Béni soit le Pain
Photo : Martin Fournier
Le Pain béni, une table jeune et originale à découvrir dans le Vieux-Québec.
À retenir
- Le Pain Béni
- 24, rue Sainte-Anne, Québec, 418 694-9485
- Plus: un service hors pair; des saveurs étonnantes et raffinées.
- Moins: un espace un peu restreint, une ambiance sans prétention et le stationnement quelque peu problématique.
- Un repas pour deux, avec une bouteille de vin: 136 $.
- Le menu en table d'hôte (repas complet): de 25 $ à 57 $.
- Le prix des vins varie de 35 $ à 110 $.
- Vin au verre.
Québec — Situé rue Sainte-Anne, au coeur du Vieux-Québec, non loin du Château Frontenac, le restaurant Le Pain béni de l'Auberge de la place d'Armes a ouvert ses portes il y a cinq ans. Sans tambour ni trompette, il s'est taillé une très bonne réputation pour sa cuisine originale et raffinée, à prix standard, dans un quartier riche en tables renommées.
Ce «bistroriginal» haut de gamme peut accueillir une cinquantaine de personnes. Attenant à l'auberge, le restaurant est aménagé au rez-de-chaussée d'une maison deux fois centenaire dont la façade donne sur la section piétonnière de la rue Sainte-Anne.
En saison estivale, la terrasse donne sur la cour de la cathédrale Holy Trinity, avec vue sur la Place d'Armes, un secteur très touristique. En basse saison, l'endroit est plus calme et plein de charme. Une autre terrasse, plus petite, cachée derrière l'immeuble, offre toute la quiétude qu'on peut désirer.

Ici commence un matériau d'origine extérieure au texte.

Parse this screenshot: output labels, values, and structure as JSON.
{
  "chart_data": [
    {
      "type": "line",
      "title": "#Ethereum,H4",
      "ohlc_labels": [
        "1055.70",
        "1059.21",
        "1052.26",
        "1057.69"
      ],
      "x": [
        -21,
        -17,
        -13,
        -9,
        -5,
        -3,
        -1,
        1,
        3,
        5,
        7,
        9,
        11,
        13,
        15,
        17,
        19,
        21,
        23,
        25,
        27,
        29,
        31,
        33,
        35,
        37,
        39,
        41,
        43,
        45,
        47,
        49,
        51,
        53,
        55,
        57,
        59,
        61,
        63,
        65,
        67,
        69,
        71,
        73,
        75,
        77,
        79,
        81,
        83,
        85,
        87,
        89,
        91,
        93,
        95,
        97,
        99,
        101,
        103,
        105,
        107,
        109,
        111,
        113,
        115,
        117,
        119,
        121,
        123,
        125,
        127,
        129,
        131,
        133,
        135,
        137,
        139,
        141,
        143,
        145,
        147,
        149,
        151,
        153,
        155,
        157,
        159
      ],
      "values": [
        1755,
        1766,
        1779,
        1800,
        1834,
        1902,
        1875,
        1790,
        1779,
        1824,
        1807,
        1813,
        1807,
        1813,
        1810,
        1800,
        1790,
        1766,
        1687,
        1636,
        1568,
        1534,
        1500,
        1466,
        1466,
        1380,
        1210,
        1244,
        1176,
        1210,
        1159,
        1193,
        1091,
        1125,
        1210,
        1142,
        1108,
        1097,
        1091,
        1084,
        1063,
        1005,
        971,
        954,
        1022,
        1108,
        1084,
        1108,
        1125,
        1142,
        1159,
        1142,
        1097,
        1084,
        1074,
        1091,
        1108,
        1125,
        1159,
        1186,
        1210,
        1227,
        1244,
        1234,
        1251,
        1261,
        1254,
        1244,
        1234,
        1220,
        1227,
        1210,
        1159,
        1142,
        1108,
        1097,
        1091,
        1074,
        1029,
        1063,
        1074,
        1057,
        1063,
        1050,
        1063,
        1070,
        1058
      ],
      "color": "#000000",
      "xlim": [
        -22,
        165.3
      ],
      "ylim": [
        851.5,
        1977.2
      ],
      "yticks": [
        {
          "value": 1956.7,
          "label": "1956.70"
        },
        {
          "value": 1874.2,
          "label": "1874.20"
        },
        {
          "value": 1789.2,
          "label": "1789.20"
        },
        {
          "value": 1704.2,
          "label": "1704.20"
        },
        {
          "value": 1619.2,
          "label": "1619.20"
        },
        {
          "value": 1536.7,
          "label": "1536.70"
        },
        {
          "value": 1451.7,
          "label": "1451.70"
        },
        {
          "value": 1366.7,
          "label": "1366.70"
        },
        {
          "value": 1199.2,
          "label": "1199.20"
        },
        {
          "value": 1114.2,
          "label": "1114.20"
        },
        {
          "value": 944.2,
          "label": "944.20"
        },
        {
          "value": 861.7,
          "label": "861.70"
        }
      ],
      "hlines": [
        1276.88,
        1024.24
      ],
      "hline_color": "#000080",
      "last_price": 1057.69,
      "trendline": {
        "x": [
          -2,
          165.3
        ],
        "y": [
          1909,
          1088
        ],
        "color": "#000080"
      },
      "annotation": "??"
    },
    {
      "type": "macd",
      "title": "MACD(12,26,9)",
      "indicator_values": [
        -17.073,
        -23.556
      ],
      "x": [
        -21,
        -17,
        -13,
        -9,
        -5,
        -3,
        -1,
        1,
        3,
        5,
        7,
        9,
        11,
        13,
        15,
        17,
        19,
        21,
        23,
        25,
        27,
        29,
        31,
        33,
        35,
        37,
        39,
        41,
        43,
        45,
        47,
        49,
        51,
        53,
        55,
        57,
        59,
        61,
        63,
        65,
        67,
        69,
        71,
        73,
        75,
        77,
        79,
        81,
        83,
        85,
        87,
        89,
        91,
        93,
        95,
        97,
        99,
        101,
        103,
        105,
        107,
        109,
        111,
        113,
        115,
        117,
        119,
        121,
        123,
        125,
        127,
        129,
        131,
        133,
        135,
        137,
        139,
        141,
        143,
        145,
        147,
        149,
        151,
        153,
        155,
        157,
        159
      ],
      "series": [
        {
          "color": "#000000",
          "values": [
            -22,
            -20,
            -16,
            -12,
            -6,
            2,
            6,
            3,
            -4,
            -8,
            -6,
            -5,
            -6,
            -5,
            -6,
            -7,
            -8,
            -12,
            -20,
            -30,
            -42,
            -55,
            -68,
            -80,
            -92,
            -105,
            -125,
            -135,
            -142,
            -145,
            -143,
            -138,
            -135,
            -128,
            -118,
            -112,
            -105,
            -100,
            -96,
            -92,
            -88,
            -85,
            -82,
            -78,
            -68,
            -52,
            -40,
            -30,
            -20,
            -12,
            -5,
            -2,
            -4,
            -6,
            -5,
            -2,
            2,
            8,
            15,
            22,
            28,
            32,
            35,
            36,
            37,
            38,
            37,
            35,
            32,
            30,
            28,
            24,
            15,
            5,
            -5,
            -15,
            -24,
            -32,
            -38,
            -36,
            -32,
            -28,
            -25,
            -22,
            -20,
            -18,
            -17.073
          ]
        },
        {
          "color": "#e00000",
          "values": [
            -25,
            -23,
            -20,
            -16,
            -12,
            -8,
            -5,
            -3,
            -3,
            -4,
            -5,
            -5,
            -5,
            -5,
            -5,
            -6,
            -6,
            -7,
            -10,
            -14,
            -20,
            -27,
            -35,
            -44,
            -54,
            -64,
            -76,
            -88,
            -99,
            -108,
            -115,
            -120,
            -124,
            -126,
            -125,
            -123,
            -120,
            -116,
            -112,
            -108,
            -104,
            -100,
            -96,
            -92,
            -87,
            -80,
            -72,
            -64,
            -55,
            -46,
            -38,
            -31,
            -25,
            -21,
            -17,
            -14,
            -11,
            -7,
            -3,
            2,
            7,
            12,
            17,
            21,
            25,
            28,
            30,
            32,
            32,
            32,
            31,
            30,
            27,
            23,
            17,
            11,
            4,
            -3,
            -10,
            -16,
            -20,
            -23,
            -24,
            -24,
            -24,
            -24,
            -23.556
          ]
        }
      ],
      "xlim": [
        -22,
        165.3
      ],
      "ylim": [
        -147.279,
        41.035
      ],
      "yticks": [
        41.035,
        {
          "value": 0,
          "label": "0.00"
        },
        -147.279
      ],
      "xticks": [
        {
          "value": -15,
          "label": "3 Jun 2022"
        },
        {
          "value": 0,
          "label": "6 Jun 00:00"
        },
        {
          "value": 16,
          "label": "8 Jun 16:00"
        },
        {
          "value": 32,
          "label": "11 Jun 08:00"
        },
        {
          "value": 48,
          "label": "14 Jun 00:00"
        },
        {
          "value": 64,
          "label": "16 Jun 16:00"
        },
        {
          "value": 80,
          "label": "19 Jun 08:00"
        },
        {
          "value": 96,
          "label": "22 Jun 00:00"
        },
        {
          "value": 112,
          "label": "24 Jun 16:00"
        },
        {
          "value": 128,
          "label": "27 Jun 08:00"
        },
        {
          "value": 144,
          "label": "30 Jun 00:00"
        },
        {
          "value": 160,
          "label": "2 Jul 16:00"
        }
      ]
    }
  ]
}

Lorsque mon invitée et moi nous présentons au Pain béni par un pluvieux samedi d'octobre, trois touristes nous accueillent avec enthousiasme en nous recommandant de faire preuve de patience tant cet endroit est réputé; ils sont en tout cas résolus à y manger.
Mais nul besoin de faire la file puisque nous avions réservé. Nous pénétrons donc aussitôt dans l'étroite salle à manger aux murs de briques nues, rehaussés de plusieurs boiseries. L'ambiance est chaleureuse et invitante. Le mobilier sans prétention et l'espace relativement étroit rappellent que la formule bistro prévaut ici.
Cuisine-salle à manger
Première surprise: la cuisine est intégrée à la salle à manger; on y voit les cuisiniers préparer les plats. Aucune tricherie ne sera donc possible. Immédiatement, la courtoisie et la compétence exceptionnelles de notre serveuse nous séduisent. La jeune femme explique la formule des tables d'hôte du Pain béni: pour un prix fixe (avec ou sans entrée), nous composons nous-mêmes notre repas parmi tous les choix au menu.
Elle nous en présente ensuite les principaux éléments: entrées froides ou chaudes, poisson ou gibier, puis les salades (format entrée ou plat principal), le potage du jour, le choix de veau, agneau, boeuf, cerf, saumon ou poisson du jour, les pâtes ou pizzas à croûte fine en plats principaux.
La serveuse répond avec tact à toutes nos questions et recommande quelques spécialités. Une fois notre menu choisi, elle accepte avec plaisir de nous conseiller sur le choix du vin, avec une parfaite maîtrise de la carte abondante, originale et variée. Voyant notre intérêt pour Bacchus, elle nous offre même de goûter l'une de ses recommandations, puisque le Pain béni sert également du vin au verre et que certaines bouteilles sont ouvertes.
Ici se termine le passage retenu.